What protects maritime workers and offshore employees from the medical expenses and lost wages they could suffer because of an injury on the job?
The Jones Act helps protect offshore workers from employment-related offices
For decades, federal law has helped provide financial protection for offshore and maritime workers. The Jones Act is part of the Merchant Marine Act of 1920, which regulates offshore companies operating near and headquartered in the United States.
Unlike workers’ compensation, which is a no-fault form of protection, Jones Act claims require that a worker show regulatory non-compliance, law-breaking or negligence on the part of their employer. If a company violates workplace safety laws or is negligent in its maintenance of safety gear or facilities, the affected worker could potentially file a civil claim against their employer.
They can receive coverage for their expenses and indemnity or maintenance benefits that will help replace the wages they lose because of their injury.
Jones Act claims require more help than workers’ compensation claims
Although even workers’ compensation often requires expert assistance, Jones Act claims are nearly impossible for the average maritime employee to handle on their own.
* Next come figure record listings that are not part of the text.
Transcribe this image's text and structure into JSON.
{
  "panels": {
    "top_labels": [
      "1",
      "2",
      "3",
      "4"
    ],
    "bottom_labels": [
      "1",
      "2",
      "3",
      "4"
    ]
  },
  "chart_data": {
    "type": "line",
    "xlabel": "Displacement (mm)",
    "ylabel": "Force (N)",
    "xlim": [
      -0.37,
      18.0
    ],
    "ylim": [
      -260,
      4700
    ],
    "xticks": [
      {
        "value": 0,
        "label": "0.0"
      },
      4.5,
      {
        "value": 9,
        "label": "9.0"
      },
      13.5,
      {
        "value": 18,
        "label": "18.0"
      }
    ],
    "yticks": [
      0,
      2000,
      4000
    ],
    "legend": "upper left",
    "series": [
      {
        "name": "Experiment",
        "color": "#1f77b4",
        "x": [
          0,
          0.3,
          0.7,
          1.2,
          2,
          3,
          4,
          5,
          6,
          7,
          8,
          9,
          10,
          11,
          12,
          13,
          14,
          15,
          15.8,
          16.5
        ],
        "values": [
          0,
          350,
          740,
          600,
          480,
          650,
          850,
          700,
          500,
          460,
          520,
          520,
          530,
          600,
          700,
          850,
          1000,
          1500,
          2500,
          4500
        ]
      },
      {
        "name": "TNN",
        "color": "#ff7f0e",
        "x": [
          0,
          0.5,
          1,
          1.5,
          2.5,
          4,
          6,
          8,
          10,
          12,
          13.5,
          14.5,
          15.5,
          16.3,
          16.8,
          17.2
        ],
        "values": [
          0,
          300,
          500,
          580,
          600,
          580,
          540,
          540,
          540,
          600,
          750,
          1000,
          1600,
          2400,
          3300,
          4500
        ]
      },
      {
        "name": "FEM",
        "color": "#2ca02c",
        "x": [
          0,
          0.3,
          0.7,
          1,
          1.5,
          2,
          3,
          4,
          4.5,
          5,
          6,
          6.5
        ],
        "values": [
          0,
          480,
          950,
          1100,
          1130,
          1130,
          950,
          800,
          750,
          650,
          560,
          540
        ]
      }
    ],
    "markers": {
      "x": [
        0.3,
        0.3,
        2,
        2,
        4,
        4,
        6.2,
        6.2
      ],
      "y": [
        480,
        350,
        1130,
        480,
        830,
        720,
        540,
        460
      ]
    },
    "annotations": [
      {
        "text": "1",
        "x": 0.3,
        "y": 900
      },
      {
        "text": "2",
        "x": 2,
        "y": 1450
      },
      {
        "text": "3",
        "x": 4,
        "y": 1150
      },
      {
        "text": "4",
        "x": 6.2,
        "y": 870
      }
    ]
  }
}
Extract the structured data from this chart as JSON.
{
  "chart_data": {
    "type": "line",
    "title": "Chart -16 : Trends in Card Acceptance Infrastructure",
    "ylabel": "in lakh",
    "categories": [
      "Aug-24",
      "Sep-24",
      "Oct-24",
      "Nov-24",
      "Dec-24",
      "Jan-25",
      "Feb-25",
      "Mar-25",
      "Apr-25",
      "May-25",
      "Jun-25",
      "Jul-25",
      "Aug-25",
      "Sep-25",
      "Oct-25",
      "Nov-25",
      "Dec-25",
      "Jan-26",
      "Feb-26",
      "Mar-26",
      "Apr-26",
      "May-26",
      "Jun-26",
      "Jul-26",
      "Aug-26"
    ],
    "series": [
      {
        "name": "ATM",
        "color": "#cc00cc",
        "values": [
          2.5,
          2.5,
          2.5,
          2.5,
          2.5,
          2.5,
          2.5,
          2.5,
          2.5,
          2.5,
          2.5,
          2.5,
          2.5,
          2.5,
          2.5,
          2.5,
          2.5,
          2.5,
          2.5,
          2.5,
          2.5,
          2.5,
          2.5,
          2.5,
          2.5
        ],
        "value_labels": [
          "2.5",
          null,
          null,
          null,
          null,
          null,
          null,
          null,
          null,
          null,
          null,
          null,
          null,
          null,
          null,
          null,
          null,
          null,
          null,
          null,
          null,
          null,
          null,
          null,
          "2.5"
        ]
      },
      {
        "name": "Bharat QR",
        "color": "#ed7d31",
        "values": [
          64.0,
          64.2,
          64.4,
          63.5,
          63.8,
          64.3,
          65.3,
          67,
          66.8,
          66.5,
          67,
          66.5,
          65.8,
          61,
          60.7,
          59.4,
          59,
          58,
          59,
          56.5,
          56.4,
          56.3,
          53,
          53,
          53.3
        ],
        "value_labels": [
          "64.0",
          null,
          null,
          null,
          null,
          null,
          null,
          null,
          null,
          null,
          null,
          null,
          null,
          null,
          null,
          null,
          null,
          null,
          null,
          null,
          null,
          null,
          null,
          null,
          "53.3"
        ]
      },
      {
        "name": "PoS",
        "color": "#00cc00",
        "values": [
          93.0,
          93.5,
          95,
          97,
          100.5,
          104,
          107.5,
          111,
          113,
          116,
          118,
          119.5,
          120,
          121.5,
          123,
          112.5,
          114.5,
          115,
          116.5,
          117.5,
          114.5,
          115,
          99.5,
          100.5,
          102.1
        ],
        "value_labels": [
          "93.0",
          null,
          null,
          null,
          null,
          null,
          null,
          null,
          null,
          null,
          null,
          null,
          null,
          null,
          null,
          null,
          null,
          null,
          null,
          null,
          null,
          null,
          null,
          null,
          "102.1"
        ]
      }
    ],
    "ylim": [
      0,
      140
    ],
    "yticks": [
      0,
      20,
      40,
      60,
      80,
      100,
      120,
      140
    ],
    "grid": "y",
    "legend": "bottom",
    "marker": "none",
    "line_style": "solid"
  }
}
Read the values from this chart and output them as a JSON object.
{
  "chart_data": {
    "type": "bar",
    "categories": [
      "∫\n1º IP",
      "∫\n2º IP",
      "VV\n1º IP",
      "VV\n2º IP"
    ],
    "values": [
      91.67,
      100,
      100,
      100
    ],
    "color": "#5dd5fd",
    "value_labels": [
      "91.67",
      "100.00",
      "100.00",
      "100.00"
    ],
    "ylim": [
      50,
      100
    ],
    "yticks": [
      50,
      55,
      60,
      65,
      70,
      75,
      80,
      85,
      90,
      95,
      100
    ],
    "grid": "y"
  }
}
A worker would need to understand not only complex federal law but decades of precedent in cases brought under the Jones Act.
If you believe that your employer is ultimately to blame for your recent injury on the job, then a civil claim may be the only way to recover the financial losses you and your family will suffer. Learning more about the protections available for offshore and maritime workers can help you cope with the lasting consequences of a job injury.